Dangerous Worship of Power

If you haven’t picked up Mark Labberton’s book The Dangerous Act of Worship yet, don’t wait a minute longer. Rather than a how-to, Labberton has crafted one of the finest volumes associating proper worship with justice that I have had the privilege to read. It is a not a book that you will tear through in a couple of days. I labored with this book over weeks because of the repentance motivated by the injustice that my own worship allowed. 

He writes in chapter seven about the proper recognition of power and how appropriate worship speaks to it. Safe worship permits the continuation of power abuse while dangerous worship recognizes the true power in God. Labberton says

Nothing thwarts God’s purposes more than twisted power; nothing renews God’s purposes more than redeeming power.

When we explore the danger of worship, pushing out beyond our safety zones to encounter the true and living God, we are struck by His power. Placed side by side with our feeble and unjust practices of power, we see the injustice wrought by our appropriation of what is not ours.
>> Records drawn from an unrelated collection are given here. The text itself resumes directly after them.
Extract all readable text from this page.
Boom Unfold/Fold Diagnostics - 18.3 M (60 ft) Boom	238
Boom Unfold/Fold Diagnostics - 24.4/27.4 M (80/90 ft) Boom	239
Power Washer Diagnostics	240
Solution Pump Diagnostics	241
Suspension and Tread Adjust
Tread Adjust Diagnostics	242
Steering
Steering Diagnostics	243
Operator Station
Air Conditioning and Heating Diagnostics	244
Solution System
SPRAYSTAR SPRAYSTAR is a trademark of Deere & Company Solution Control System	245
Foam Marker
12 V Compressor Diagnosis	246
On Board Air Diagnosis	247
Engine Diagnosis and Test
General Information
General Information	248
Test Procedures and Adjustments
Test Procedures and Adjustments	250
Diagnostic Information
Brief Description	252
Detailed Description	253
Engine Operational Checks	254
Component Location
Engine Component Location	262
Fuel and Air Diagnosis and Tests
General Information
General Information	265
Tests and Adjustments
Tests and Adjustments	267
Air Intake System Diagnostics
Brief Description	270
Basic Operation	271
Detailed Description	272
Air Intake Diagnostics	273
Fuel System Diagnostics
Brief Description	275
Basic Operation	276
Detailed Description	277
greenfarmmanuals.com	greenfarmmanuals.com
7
Worship that walks us out into the dangerous desert alone with God realigns our thoughts and actions and helps us to discover that the greatest power is found in emulating the Savior’s self-sacrificial love. How many times has this topic been discussed in our worship planning meetings?

Mark asks us to reflect on each of the Church’s worship practices, from the Call to Worship to the Offering and Benediction. Each gives us an opportunity to reflect on true power, to help us realize that the manmade constructs that we often associate with power are but mere facsimiles of God’s supremacy. The brief section on the Offering is especially powerful, given the often contentious feelings that surround this practice. We live in a culture that sees money as power and, in some cases, worships it. The act of offering our gifts at the altar is a significant release that is often given short shrift in the Church today. Laying down the gift can be an exercise in recognizing the true wealth and it source and the more dangerous we make this the closer we bring our brothers and sisters to the practices of justice that it should engender.